The Egyptians were humiliated by US's public criticism of how Egypt handled negotiations to end the hijacking. Egypt's President Hosni Mubarak called the American interception of the hijackers after they left Egyptian air space an act of ``piracy.''

It will now take a powerful incentive to induce Hussein to go forward on talks with Israel without the PLO. What Peres plans to offer, officials say, is flexibility on an international peace conference. Israel and the US have so far opposed Hussein's idea of convening an international conference composed of the five permanent members of the US Security Council and all parties to the conflict.

But Peres now is moderating his position, saying that if the Soviet Union restores diplomatic ties with Israel, he may be willing to reconsider the Israeli position on Soviet participation in the peace process.

Peres has been trying hard to improve contacts with the Soviets, who broke diplomatic ties with Israel in the wake of the 1967 Mideast war. It is a generally held view in government circles here that the chances for the Soviets restoring diplomatic ties with Israel hinge on a thawing of relations between the US and the Soviet Union.

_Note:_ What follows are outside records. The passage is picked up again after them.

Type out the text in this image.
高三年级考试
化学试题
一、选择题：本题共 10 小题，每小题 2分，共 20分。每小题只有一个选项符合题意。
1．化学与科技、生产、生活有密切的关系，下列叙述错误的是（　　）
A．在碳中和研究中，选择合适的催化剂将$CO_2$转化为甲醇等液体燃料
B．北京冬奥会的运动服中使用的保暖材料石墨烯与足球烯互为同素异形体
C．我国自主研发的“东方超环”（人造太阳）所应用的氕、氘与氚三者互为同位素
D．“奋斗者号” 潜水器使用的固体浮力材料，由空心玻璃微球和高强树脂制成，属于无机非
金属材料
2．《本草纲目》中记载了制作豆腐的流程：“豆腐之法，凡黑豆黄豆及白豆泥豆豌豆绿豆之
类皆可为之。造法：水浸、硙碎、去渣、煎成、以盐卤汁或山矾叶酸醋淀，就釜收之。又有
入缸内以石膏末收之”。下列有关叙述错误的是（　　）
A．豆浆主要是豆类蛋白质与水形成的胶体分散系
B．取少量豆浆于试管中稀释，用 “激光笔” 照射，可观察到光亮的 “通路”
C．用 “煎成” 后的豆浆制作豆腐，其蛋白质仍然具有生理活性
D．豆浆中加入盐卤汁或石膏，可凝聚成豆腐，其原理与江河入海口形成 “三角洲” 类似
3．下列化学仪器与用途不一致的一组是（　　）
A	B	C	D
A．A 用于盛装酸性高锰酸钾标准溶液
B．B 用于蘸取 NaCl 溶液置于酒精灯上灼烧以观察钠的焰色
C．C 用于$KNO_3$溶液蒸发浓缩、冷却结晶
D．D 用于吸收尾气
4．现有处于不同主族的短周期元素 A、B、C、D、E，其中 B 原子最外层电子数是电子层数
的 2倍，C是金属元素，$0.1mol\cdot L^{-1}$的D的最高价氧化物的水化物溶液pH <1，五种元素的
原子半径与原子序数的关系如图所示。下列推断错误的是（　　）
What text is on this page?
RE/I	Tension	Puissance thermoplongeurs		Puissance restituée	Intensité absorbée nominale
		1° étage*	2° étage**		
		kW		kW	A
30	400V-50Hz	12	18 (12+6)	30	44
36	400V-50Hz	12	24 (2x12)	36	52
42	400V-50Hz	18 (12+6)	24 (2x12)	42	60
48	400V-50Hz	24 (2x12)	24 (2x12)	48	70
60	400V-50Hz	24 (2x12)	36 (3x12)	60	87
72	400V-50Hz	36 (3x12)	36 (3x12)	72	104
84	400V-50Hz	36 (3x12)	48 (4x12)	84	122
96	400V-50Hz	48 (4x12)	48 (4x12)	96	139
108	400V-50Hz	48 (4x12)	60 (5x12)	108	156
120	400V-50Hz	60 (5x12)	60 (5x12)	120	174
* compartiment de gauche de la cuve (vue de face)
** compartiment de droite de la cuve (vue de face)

The events of the past two weeks -- Israel's bombing of PLO headquarters in Tunis, the Palestinian hijacking of the Italian vessel, and the US interception of the suspected hijackers -- have more closely cemented relations between the US and Israel, officials here say. The Reagan administration and the American public seem fed up with terrorist acts and eager to take a more aggressive approach in bringing terrorists to justice.

That's good for Israel's bilateral relations with the US. But it is uncertain that a united American-Israeli front against PLO participation in peace talks will leave much room for Jordan's king and Egypt's president to manuever to a negotiating table.